Brazil’s real has risen over 4% against the U.S. dollar year-to-date, and futures market analyst Stephen Maass noted in a recent Hightower Report that while “Brazilian economic data has been lukewarm at best, many investors are hopeful that new President Bolsonaro will be able to enact reforms.”
Maass added that if Brazil’s local currency continues to gain ground, it will alleviate pressure on producers to export their supplies to foreign customers. He said this would impact export of soybeans and coffee, both of which have significant domestic consumption. “The strength of the real will also play into calculations for Brazil’s sugar mills before they start operations in April, as a rising currency combined with stronger energy prices could help to keep ethanol’s share of crushing above the 60% level.”
In the meantime, upcoming releases in Brazil through mid-week include:
Monday, February 25
- Current Account - Jan
- Foreign Direct Investment (FDI) – Jan
- Federal Taxes - Jan
Tuesday, February 26
- Bank Loans – Jan
Wednesday, February 27
- Unemployment Rate - Jan
Thursday, February 28
- GDP Growth (Q4’18)
In the latter part of the week, Brazil will offer an updated report on its rate of GDP growth for the fourth quarter of 2018.
Recent economic data suggests the country continues its gradual recovery from its 2015–16 recession. However, Brazil’s central bank said at its latest monetary policy meeting earlier in February that the global outlook “remains challenging,” amid headwinds such as trade conflicts and Brexit.

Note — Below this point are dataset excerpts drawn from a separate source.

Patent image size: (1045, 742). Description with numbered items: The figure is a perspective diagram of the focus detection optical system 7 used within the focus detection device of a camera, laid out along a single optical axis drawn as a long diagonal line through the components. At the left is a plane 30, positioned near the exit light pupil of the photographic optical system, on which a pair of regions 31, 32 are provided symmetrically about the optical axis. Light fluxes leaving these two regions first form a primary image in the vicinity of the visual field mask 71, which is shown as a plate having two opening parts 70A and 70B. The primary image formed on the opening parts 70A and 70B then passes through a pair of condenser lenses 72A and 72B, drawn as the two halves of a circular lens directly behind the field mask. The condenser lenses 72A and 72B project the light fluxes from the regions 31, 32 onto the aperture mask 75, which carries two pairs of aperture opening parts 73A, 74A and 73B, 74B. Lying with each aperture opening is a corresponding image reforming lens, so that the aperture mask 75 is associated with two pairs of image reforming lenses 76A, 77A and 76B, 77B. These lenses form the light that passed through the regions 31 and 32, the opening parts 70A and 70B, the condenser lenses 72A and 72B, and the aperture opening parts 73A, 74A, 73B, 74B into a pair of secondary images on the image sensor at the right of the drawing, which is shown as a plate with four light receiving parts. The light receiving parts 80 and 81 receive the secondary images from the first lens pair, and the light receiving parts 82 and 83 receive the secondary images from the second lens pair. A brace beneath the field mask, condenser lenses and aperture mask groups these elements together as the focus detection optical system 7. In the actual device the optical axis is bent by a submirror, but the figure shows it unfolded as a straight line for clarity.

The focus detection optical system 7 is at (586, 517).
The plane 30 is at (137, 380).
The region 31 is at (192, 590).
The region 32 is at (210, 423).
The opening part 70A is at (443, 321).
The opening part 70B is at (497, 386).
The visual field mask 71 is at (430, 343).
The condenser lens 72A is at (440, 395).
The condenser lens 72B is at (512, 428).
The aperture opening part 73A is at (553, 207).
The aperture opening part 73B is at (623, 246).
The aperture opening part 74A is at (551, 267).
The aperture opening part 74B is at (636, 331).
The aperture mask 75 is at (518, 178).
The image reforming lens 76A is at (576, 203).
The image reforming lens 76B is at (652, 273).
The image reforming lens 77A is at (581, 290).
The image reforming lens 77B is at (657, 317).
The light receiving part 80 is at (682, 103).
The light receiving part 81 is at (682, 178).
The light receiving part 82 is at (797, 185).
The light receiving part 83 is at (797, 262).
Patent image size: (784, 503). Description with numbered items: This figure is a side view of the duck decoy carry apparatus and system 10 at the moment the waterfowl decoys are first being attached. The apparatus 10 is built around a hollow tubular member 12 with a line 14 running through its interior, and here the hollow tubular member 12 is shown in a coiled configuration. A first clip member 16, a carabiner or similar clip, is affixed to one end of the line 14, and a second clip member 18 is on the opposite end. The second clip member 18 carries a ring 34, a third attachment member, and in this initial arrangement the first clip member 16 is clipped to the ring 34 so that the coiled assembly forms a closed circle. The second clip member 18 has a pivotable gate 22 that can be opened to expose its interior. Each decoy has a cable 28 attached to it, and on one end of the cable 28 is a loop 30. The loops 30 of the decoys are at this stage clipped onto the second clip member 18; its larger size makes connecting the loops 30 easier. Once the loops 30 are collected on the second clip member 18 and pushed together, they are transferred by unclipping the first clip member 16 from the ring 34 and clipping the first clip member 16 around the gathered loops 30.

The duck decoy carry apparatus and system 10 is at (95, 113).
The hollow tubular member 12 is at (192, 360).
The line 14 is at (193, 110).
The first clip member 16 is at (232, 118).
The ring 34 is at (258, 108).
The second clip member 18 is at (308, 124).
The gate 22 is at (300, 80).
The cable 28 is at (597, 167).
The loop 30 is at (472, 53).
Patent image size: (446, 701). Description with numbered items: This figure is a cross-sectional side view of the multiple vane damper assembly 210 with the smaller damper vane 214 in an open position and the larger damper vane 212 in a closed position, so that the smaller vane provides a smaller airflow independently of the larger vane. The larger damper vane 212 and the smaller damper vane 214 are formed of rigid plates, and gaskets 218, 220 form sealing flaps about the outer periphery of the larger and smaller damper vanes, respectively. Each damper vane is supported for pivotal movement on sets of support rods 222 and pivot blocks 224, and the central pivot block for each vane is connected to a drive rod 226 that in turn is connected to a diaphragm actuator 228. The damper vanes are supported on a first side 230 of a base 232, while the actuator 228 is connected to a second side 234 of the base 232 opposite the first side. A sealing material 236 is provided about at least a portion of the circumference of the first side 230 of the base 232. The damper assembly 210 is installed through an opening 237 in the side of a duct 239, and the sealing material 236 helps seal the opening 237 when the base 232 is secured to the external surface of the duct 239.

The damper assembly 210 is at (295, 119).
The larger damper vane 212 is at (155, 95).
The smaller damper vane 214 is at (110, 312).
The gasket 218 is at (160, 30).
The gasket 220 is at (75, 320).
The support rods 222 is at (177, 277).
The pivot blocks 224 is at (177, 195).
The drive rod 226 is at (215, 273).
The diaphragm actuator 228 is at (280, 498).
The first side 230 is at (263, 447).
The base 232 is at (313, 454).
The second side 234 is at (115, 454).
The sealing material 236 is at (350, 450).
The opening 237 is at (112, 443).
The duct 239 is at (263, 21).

The bank’s Monetary Policy Committee (“Copom”) reiterated the need for economic stimulus and decided to keep the Selic rate at 6.5%.
The Copom also stressed that the evolution of reforms and necessary adjustments in the Brazilian economy is essential to maintain low inflation in the medium- and long-term, for the reduction of its structural interest rate, and for sustainable economic recovery. The central bank emphasized that the perception of continued reform “affects current expectations,” as well as macroeconomic expectations.
Inflation expectations for 2019, 2020 and 2021 are around 3.9%, 4.0% and 3.75%, respectively, while GDP grew 1.3% year-on-year in Q3’18 following a downward revision to growth in the prior period of 0.9%.
According to the IMF’s World Economic Outlook, growth in Brazil is set to accelerate from 1.3% in 2018 to 2.5% in 2019, then taper to 2.2% in 2020, amid continued recovery from its recession.
Friday, March 1
- Consumer Confidence - Jan
- Markit Manufacturing PMI – Feb
- Trade Balance - Feb
Ahead of the weekend, investors will receive an update on consumer confidence following a steady climb in the index, with December marking the sixth straight month of inclines. Consumer confidence registered 114.3 in December, up from 113.6 in the prior month.
Also Friday, IHS Markit will unveil its Manufacturing Purchasing Managers’ Index (PMI) for February, after the previous month continued a string of solid increases in production and sales across the country, which Markit observed “have been evident since the end of the presidential elections.”
Pollyanna De Lima, IHS Markit principal economist, said that demand strength continued to be “supportive of the manufacturing industry at the start of the year, boosting sales, purchasing activity and output.”
She noted that buoyed by “this sustained upturn in domestic demand, factories lifted production at one of the strongest rates seen since early 2018.”
De Lima added that cost inflation “eased further, as improvements in the BRL/USD offered respite to manufacturers.” However, companies “hiked their fees to a greater extent, supported by robust demand conditions and in attempts to improve margins, which have been squeezed by sharp cost increases over the past year or so."
Brazil will also unleash updated trade figures Friday.
Investors will generally be watching the incoming data closely for any signs of further improvements in the economy, as well as strength in the country's currency.